The research found that 51 per cent of homeowners regard their
home as their major asset for providing for retirement after their
pension, while 36 per cent say they have other assets. The figure
rises to 57 per cent for those nearer to retirement in the 55 to 64
age group.
Ian Noble, head of strategic partnerships at Lincoln Financial
Group commented: "We all know the phrase "safe as houses" but it
appears many of us are perhaps taking it a bit too literally by
relying on our homes to fund our retirement after our pensions.
"Of course it can be difficult building up other savings while
paying off your mortgage and also investing in a pension. But it is
potentially risky to believe that your home will provide for your
retirement if your pension is not sufficient.

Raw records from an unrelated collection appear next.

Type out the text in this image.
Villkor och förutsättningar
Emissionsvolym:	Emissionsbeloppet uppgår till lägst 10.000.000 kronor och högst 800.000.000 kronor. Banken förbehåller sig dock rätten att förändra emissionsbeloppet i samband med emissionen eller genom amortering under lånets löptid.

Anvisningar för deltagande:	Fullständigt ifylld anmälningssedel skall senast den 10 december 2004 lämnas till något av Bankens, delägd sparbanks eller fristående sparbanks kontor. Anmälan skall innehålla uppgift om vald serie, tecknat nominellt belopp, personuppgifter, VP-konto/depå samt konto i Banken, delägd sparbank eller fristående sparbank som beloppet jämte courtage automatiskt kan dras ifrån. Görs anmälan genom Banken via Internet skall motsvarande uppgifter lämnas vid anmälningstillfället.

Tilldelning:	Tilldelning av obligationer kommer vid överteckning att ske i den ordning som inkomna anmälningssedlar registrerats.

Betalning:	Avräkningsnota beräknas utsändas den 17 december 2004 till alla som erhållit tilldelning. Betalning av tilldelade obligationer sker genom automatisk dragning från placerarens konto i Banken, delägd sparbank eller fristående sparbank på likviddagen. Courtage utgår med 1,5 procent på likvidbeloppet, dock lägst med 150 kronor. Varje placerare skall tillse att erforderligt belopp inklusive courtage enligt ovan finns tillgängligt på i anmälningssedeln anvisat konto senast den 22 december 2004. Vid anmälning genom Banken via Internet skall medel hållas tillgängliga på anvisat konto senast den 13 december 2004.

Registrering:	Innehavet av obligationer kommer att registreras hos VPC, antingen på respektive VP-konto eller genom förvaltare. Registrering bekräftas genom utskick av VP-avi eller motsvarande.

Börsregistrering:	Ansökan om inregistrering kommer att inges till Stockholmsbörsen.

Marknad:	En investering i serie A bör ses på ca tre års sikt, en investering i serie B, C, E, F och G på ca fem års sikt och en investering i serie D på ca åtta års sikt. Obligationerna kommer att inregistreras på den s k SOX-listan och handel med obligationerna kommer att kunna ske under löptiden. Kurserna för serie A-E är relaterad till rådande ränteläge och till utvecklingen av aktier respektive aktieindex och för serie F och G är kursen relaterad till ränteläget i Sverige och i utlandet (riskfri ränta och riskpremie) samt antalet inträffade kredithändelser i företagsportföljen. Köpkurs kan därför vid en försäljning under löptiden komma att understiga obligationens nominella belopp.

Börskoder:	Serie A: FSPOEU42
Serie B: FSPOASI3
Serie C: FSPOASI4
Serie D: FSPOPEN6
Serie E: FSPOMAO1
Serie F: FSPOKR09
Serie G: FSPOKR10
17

"There are issues to consider when using equity from your home
to pay for your retirement such as having to move house to a
smaller home and possibly moving away from an area you are familiar
with. Many will not want the upheaval.
"Similarly there are technical issues such as planning for
inheritance tax and how to invest any equity you do release from
your home. It can therefore make sense to build up savings while
you are working and possibly to defer clearing your mortgage.
"Whatever the case we would urge everyone to seek advice from
independent financial advisers on planning for retirement and to
think through their saving and investment plans. You will with a
bit of luck be a long time retired so it makes sense to plan."